Tuesday, April 29, 2008

Island Wear

Except when on a desert island, or other authentically outdoorsy excursion, this assemblage of tourist chic should not be worn. Trail shoes should stay on the trail. Unzippable legs are acceptable only when the possibility of wading through a body of water is likely. Tank tops are fine actually.





Monday, April 21, 2008

Popping the frat collar, as a young professional

Apologies for the low-quality picture. This was taken at a bar after I chased the guy down the stairs, with considerable risk to myself as his arms were bigger than my head and I don't think he'd have appreciated a guy trying to photograph him with a cell phone cam.

This gentleman is still living his fratboy glory days: rocking a pink pastel polo shirt with the collar popped up. Not that that look is necesarily acceptable during college, but there is some safety in numbers with a fraternity's fellow meatheads. Additionally, you can't underestimate the effects of repeated kegstands and beer bongs on mental processing power.

Unfortunately for this ex-fratboy, there aren't any undergrads around at this yuppie bar to help him blend in.

Thursday, April 17, 2008

you shouldn't wear...

your child as an accessory.



I took this today at the ultimate yuppie hangout, blue back square, while on my way to eat burritos and drink 1.99 beer. I saw this small child pulling his leash taut and I just couldn't help but take a picture. Schuyler did a nice job as my wingman as I snapped the photo. He almost looks defiant; I am waiting for him to pull out a pair of child safe scissors and set himself free.

Sunday, April 13, 2008

Sock Wedgies

The combination of sock & sandal comes in a variety of incarnations: Birkenstock, Teva, and the dreaded thong. As we see here, both the undergarment and the footwear versions result in a perma-wedgie. The saddest part of this picture is not the unrepentant nature of the wearer but that the wearer is one of our own contributors.



Saturday, April 12, 2008

Flannel? FlanNo.

Sheets, pajamas, boxers - acceptable uses of flannel.

Shirts, jackets, hats, swimsuits - unacceptable uses of flannel.

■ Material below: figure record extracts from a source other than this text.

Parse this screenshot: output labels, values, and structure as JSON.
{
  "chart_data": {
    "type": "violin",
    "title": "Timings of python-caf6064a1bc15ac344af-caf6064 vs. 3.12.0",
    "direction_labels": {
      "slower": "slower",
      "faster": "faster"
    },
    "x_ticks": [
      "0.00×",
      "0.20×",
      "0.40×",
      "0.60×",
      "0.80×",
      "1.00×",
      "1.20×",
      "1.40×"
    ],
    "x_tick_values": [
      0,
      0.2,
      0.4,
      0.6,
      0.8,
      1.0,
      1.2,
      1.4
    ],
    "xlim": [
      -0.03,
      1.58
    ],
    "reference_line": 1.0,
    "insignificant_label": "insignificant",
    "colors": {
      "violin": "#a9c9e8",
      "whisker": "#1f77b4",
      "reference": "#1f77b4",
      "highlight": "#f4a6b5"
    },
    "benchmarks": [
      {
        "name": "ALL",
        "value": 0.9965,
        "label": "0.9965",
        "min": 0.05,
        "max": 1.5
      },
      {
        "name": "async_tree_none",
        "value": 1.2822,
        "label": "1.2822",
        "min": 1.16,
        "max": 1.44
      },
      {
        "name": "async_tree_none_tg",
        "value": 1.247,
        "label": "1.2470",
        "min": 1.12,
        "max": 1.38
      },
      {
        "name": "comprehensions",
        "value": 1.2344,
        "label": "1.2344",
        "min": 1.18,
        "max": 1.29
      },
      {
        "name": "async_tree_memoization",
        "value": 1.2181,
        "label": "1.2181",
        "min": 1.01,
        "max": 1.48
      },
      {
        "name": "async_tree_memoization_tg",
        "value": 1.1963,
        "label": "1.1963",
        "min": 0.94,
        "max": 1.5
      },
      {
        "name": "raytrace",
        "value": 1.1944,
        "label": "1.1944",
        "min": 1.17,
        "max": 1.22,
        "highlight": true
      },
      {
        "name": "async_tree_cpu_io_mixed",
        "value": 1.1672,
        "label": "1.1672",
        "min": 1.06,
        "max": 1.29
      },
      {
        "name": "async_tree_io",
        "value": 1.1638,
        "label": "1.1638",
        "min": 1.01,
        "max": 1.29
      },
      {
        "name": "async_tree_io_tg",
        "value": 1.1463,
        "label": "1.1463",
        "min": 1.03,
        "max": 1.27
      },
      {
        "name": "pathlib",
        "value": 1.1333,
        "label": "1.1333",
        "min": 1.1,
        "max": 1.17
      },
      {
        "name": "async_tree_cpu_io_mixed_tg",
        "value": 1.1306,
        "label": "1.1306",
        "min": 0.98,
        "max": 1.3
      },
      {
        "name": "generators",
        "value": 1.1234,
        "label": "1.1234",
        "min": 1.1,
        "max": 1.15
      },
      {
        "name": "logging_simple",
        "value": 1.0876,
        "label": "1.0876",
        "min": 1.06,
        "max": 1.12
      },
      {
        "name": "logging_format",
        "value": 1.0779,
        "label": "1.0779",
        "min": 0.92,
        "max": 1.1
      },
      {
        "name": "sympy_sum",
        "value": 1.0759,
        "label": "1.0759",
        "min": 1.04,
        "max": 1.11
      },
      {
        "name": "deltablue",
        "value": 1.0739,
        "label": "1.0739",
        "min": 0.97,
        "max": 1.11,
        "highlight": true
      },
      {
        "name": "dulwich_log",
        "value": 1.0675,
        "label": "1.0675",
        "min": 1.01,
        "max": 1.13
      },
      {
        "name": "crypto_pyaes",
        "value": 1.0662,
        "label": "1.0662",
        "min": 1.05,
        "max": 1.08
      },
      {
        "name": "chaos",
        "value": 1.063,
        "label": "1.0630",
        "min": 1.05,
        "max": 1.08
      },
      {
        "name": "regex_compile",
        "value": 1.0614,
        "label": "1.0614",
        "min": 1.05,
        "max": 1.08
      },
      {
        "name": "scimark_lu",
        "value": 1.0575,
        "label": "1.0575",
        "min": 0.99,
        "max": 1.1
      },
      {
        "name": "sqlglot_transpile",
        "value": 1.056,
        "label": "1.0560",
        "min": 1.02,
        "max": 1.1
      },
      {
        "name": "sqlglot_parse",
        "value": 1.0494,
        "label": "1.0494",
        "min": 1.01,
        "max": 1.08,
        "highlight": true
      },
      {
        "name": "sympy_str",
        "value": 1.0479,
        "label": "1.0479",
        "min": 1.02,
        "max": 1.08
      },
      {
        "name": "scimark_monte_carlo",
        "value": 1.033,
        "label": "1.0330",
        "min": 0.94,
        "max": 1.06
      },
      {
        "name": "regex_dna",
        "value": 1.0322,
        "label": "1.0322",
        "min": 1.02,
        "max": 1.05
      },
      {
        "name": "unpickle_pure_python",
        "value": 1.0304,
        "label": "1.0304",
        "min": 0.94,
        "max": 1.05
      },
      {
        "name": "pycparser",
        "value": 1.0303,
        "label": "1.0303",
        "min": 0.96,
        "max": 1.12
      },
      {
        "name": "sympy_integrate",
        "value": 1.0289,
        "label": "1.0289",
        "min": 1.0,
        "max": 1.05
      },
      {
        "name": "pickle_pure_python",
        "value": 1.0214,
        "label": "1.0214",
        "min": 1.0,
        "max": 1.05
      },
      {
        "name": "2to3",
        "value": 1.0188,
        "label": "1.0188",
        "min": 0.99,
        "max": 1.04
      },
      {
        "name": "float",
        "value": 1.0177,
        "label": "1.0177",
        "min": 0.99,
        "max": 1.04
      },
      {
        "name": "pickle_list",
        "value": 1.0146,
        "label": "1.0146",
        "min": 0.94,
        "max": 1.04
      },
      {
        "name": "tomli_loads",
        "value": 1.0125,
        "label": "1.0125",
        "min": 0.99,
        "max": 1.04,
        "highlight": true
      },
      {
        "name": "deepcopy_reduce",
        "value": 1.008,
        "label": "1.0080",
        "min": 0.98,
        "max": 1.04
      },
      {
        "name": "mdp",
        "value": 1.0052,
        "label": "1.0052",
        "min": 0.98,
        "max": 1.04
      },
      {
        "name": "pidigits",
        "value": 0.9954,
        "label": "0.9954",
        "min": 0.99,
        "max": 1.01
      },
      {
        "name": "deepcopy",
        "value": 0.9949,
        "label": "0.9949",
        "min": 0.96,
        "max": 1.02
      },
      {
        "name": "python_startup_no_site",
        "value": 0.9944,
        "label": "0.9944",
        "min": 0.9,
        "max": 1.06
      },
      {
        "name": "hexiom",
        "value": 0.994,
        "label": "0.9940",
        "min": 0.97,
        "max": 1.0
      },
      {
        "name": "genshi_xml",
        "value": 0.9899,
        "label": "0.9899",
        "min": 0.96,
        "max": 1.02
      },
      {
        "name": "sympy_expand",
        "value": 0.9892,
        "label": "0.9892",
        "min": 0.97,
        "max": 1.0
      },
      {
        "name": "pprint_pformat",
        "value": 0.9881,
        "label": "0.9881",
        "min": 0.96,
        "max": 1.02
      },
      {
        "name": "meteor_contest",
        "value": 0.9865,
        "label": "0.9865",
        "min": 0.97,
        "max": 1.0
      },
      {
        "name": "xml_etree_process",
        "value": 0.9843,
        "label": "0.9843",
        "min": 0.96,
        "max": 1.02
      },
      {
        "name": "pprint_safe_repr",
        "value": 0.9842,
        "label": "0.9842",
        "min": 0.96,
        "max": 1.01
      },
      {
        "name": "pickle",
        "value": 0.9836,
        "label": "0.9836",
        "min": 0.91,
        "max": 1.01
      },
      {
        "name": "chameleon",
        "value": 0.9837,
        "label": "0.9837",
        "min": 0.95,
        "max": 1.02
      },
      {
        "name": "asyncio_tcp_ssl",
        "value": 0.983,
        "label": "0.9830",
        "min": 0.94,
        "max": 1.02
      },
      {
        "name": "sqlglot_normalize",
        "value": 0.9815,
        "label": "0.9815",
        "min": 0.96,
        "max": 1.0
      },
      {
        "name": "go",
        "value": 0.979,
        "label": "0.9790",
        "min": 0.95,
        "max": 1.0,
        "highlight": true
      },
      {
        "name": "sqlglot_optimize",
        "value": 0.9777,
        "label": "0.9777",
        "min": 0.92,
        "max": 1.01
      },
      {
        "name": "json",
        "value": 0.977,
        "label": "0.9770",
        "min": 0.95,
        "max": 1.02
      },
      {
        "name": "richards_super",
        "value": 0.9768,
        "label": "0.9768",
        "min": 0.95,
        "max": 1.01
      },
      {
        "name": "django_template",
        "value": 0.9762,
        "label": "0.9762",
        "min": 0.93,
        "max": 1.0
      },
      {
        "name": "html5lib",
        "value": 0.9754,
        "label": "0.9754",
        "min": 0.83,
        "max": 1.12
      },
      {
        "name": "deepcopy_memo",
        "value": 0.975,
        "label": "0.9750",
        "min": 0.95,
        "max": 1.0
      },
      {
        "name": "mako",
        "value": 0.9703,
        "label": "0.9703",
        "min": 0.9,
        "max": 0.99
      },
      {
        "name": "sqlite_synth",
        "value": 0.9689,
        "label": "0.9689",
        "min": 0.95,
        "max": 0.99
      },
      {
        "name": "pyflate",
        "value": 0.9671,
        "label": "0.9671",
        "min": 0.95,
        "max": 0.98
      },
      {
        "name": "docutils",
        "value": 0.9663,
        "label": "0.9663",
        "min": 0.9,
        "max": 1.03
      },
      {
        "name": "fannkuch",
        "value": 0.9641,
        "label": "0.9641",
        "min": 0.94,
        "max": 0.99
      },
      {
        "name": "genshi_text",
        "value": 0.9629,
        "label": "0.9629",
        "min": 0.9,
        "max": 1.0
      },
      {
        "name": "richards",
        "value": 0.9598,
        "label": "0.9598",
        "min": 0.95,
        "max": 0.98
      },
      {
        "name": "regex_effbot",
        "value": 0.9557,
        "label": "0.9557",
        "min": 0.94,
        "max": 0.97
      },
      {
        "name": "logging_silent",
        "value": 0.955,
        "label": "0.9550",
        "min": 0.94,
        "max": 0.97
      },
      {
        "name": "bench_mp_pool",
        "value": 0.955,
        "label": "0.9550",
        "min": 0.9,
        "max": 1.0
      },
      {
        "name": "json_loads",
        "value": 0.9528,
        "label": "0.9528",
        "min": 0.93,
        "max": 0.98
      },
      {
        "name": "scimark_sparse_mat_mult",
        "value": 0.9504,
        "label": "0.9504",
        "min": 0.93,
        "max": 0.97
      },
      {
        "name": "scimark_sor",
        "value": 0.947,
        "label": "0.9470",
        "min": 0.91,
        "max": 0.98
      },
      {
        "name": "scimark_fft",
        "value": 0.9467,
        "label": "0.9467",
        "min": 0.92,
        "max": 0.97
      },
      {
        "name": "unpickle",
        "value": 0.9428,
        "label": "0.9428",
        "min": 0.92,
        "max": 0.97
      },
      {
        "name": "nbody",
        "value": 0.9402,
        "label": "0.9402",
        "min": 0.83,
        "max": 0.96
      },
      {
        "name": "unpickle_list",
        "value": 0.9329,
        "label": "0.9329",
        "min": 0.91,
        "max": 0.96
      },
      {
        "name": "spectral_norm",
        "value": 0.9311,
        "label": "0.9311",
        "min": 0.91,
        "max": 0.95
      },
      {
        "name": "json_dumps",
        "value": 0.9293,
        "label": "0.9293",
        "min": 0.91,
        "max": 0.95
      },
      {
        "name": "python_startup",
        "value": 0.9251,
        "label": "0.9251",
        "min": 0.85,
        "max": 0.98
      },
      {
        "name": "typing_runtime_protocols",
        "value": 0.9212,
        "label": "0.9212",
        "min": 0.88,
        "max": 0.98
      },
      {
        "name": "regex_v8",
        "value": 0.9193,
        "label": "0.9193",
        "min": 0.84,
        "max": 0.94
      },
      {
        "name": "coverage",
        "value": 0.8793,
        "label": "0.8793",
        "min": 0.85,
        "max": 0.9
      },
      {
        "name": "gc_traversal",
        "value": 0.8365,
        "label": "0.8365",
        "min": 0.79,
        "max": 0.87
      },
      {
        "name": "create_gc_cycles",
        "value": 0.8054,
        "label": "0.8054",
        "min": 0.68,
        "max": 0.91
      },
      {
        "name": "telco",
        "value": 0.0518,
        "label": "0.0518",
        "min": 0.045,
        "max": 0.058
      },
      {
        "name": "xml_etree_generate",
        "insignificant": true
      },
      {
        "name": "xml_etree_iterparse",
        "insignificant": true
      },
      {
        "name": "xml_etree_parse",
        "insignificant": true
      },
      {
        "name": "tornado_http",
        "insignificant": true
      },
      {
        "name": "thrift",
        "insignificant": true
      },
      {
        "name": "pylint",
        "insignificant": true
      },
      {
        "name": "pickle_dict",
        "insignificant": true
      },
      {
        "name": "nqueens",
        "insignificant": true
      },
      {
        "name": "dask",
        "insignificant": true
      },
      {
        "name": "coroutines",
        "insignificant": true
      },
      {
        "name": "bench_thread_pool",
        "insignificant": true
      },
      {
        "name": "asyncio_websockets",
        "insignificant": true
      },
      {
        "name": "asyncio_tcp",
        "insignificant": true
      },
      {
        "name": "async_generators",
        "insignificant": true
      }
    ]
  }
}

the rare breed of skech-ugg


These skech-uggs were spotted by a man who sees a lot of feet (in the running store he works in, not because he has some sort of foot fetish). This love child should have been aborted. We have already determined that many skechers are a no no, but to combine these with the equally stupid ugg is just unacceptable. Uggs are horrible on so many levels and if you are a person that wears them with your sweatpants tucked into them and have juicy written on your ass, I feel sorry for you and I will continue mocking you, both behind your back and to your face.

Wednesday, April 9, 2008

Flower Power Suit

It was another typical morning commute, from the burbs to downtown DC, when all of a sudden, she waltzed onto the metro. I thought that a lamp shade or some wallpaper had jumped out of an old 70’s movie. This was too good to be true. I took out my phone camera, and snapped two quick pics. I would have done a whole shoot, but was starting to get some ugly looks from fellow metro-riders who realized I was taking pictures (I couldn’t figure out how to turn off my phone’s “click” sound). I'm not sure either that my cell phone really does the color scheme justice.

As if this ensemble of a flower-print skirt suit weren’t bad enough, the pink crocs the woman is wearing throw this fashion faux pas into the stratosphere. I really hope her job has nothing to do with aesthetics, because she won’t last long.